I got the following error when logged directly into one of the GPU nodes and attempting to run code that works on a personal computer. Also note, that in the ray.init call I already have include_dashboard=False:
/fs01/home/aadharna/mapo/v2_rllib/c4_splitnet_shaped_selfplay.py:50: DeprecationWarning: The module `ray.air.callbacks.wandb` has been moved to `ray.air.integrations.wandb` and the old location will be deprecated soon. Please adjust your imports to point to the new location. Example: Do a global search and replace `ray.air.callbacks.wandb` with `ray.air.integrations.wandb`.
from ray.air.callbacks.wandb import WandbLoggerCallback
2023-08-23 16:55:23,137 ERROR services.py:1169 -- Failed to start the dashboard
2023-08-23 16:55:23,717 ERROR services.py:1194 -- Error should be written to 'dashboard.log' or 'dashboard.err'. We are printing the last 20 lines for you. See 'https://docs.ray.io/en/master/ray-observability/ray-logging.html#logging-directory-structure' to find where the log file is.

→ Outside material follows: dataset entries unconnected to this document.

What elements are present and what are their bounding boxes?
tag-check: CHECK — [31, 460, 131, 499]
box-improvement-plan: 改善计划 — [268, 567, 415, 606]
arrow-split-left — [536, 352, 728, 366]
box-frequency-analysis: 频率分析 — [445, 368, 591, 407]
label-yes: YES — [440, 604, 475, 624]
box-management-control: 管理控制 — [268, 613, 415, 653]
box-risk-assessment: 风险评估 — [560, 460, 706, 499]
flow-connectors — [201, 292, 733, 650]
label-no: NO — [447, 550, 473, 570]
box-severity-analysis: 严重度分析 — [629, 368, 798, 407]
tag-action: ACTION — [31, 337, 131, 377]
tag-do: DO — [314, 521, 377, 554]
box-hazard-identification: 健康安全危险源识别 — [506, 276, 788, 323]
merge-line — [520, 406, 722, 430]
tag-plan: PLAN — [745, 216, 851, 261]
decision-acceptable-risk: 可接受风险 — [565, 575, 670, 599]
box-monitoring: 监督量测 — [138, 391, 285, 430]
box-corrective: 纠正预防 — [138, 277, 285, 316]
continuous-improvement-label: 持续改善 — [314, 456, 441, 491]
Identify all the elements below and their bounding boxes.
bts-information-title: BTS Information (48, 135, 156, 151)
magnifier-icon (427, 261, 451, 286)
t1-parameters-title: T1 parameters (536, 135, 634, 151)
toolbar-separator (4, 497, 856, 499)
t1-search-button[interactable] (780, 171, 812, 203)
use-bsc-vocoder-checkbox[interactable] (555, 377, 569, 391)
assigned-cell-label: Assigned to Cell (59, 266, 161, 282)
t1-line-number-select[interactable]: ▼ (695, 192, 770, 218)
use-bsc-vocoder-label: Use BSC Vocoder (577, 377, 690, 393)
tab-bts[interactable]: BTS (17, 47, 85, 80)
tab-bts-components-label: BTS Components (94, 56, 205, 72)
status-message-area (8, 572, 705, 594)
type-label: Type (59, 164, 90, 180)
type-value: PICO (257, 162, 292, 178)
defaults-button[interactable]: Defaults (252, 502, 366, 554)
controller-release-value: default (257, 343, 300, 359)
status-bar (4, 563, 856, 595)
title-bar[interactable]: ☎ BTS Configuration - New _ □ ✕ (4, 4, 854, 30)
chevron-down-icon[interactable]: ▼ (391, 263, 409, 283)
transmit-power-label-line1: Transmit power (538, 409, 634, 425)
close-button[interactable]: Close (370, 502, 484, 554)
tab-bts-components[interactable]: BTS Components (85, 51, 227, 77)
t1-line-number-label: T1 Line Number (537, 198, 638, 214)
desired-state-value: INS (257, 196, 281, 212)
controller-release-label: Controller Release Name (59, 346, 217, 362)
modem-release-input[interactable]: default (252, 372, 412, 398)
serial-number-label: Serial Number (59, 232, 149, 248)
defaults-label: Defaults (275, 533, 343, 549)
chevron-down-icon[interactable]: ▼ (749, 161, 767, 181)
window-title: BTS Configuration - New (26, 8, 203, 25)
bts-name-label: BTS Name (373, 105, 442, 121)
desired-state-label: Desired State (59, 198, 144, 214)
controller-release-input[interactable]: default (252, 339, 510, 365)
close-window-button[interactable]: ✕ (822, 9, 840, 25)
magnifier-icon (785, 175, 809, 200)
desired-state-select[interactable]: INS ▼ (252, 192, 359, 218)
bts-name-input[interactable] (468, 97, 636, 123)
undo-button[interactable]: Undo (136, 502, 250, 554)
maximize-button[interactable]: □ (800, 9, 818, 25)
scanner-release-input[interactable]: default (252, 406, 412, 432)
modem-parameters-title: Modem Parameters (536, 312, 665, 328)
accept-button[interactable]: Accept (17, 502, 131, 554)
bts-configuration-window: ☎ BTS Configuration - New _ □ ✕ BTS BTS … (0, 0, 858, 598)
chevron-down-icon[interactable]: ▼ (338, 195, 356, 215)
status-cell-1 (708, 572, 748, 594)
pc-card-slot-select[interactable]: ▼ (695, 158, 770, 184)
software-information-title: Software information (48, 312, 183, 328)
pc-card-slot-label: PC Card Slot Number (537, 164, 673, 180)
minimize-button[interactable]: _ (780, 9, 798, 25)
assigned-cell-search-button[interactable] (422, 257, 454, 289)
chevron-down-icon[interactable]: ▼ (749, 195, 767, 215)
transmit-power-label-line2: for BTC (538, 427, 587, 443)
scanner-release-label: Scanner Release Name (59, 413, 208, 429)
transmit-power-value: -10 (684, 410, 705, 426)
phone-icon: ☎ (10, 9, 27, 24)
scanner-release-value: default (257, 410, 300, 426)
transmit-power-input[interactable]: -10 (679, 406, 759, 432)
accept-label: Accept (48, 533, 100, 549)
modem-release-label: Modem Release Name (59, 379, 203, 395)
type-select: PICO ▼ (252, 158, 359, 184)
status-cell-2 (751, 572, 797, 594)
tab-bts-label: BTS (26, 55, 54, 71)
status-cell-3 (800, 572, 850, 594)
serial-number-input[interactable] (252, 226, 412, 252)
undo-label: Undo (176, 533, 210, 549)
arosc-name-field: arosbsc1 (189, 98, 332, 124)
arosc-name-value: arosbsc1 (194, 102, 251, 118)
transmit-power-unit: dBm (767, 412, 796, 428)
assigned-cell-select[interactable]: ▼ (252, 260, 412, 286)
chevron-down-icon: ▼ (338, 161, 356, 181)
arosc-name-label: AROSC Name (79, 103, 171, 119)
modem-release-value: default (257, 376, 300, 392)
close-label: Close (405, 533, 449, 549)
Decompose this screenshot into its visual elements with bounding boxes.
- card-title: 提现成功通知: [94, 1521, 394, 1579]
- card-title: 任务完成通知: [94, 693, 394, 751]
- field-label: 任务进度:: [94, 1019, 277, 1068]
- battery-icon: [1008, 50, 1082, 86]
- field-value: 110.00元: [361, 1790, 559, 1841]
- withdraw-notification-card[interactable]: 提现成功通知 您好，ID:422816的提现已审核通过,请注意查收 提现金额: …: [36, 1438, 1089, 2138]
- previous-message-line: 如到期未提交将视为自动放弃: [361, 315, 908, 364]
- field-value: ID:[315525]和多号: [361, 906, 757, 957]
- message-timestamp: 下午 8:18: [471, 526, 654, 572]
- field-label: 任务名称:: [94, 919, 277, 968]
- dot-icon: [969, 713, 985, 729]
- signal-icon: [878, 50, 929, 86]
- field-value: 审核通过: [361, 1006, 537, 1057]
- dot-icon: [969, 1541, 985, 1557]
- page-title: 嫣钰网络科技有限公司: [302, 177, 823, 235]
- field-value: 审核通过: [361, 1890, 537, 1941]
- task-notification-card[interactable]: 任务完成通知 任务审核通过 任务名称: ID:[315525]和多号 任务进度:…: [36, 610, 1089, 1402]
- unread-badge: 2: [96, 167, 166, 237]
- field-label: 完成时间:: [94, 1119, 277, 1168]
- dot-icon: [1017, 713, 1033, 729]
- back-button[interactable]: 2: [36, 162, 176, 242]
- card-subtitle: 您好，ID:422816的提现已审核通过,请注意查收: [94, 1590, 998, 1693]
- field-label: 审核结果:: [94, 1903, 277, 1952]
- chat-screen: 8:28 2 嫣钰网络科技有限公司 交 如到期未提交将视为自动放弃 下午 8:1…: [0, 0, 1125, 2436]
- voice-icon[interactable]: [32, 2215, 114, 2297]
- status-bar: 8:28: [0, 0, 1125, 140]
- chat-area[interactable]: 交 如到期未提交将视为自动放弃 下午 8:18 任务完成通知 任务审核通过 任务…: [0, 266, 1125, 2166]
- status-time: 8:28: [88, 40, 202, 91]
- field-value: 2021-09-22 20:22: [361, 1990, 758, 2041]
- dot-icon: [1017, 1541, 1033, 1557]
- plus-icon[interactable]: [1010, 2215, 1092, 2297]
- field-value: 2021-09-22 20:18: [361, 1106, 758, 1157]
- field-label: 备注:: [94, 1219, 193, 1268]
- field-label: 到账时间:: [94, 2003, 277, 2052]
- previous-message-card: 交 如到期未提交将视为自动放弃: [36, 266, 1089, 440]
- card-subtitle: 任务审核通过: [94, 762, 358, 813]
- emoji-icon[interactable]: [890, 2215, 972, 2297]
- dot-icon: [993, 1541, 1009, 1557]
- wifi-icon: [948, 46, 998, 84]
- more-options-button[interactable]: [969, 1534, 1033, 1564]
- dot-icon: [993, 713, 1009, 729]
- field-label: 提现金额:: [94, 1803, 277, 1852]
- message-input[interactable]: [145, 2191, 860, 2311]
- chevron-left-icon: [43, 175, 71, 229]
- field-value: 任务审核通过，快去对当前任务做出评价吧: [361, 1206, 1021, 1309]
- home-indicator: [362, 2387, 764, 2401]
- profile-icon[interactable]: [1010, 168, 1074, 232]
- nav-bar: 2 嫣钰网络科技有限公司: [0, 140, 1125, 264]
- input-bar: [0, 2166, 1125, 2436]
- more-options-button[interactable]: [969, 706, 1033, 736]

2023-08-23 16:55:23,896 ERROR services.py:1238 --
The last 20 lines of /tmp/ray/session_2023-08-23_16-54-26_533740_24277/logs/dashboard.log (it contains the error message from the dashboard):
from opencensus.common.transports import sync
File "/h/aadharna/.local/lib/python3.9/site-packages/opencensus/common/transports/sync.py", line 16, in <module>
from opencensus.trace import execution_context
File "/h/aadharna/.local/lib/python3.9/site-packages/opencensus/trace/__init__.py", line 15, in <module>
from opencensus.trace.span import Span
File "/h/aadharna/.local/lib/python3.9/site-packages/opencensus/trace/span.py", line 32, in <module>
from opencensus.trace import status as status_module
File "/h/aadharna/.local/lib/python3.9/site-packages/opencensus/trace/status.py", line 15, in <module>
from google.rpc import code_pb2
File "/pkgs/anaconda39/lib/python3.9/site-packages/google/rpc/code_pb2.py", line 47, in <module>
_descriptor.EnumValueDescriptor(
File "/h/aadharna/condaenvs/pytorch2/google/protobuf/descriptor.py", line 796, in __new__
_message.Message._CheckCalledFromGeneratedFile()
TypeError: Descriptors cannot not be created directly.
If this call came from a _pb2.py file, your generated code is out of date and must be regenerated with protoc >= 3.19.0.
If you cannot immediately regenerate your protos, some other possible workarounds are:
1. Downgrade the protobuf package to 3.20.x or lower.
2. Set PROTOCOL_BUFFERS_PYTHON_IMPLEMENTATION=python (but this will use pure-Python parsing and will be much slower).
More information: https://developers.google.com/protocol-buffers/docs/news/2022-05-06#python-updates
2023-08-23 16:55:49,325 INFO worker.py:1553 -- Started a local Ray instance.
[2023-08-23 16:56:13,568 E 24277 6563] core_worker_process.cc:216: Failed to get the system config from raylet because it is dead. Worker will terminate. Status: GrpcUnavailable: RPC Error message: failed to connect to all addresses; RPC Error details: .Please see `raylet.out` for more details.